“… Possession being nine-tenths of the law, a partner/member in this position may have to sue to recover his capital …”
A worrying trend has been emerging. It has become much more common for partners and LLP members leaving professional practices to have difficulty extracting their capital.
Typically professional practice governing agreements provide for capital to be repaid following or over a period of time after retirement. Partners falling victim to the new trend may not be told that the practice does not intend to repay their capital until just before the first instalment is due. One or more of a variety of reasons may be given:
- We can’t afford it, maybe later.
- Before you joined us, you said you could bring in work worth £x per annum, but you haven’t, and we are retaining your capital as damages for misrepresentation.
- There have been a number of serious problems in your department, and we think you are to blame, so we are retaining your capital as damages for negligence.
- Since you left the practice you have breached your obligations not to solicit and/or act for clients, so we are retaining your capital as damages for breach of your covenants.

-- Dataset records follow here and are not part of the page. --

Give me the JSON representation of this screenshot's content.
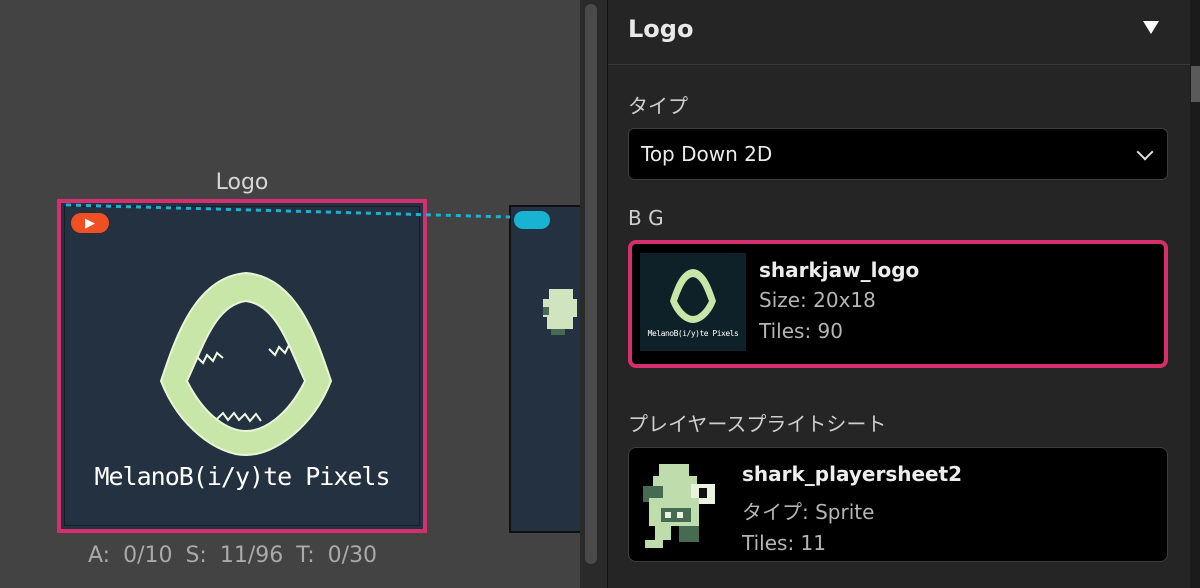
{
  "canvas": {
    "scene": {
      "title": "Logo",
      "caption": "MelanoB(i/y)te Pixels",
      "stats": "A: 0/10   S: 11/96   T: 0/30",
      "start_badge_icon": "play-icon"
    },
    "colors": {
      "selection": "#d4306e",
      "scene_bg": "#243140",
      "start_badge": "#f04e23",
      "connector": "#18b3d3",
      "jaw": "#c8e6a8"
    }
  },
  "panel": {
    "title": "Logo",
    "type_label": "タイプ",
    "type_value": "Top Down 2D",
    "bg_label": "B G",
    "background": {
      "name": "sharkjaw_logo",
      "size": "Size:  20x18",
      "tiles": "Tiles:  90",
      "thumb_caption": "MelanoB(i/y)te Pixels"
    },
    "sprite_label": "プレイヤースプライトシート",
    "sprite": {
      "name": "shark_playersheet2",
      "type": "タイプ:  Sprite",
      "tiles": "Tiles:  11"
    }
  }
}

Not all such allegations are true. It is troubling in some instances to come across highly-regarded professional practices making such allegations in circumstances in which they must doubt whether they can prove them.
Possession being nine-tenths of the law, a partner/member in this position may have to sue to recover his capital. Unless he can find solicitors who will back him with a conditional fee agreement and/or after-the-event insurers to cover the risk of an adverse costs order, he will have to incur (and may not recover) substantial amounts of his own money for his own legal fees, and pay the other side’s costs in addition if he loses. His opponents may find ways to drag the proceedings out, hoping that the partner/member runs out of money and gives up. As much money or more can be spent on the proceedings than the amount of the retained capital. The resources of one man are pitted against the resources of a professional practice.
Typically the amount of capital may represent something like six months’ gross pay for the partner/member. It is a lot of money, but on the other hand it is possible over time to recover from such a loss. Partners sometimes prefer that route rather than risking everything in legal costs.
On the other hand, some partners/members “go for it”, sometimes backed by their new partners. Any demonstration of force/intention to sue can have an immediate effect, and it is gratifying when an individual’s former practice that knows it is in the wrong backs down.
Alternatively, by negotiating the right exit terms in the first place, problems such as this an be avoided altogether.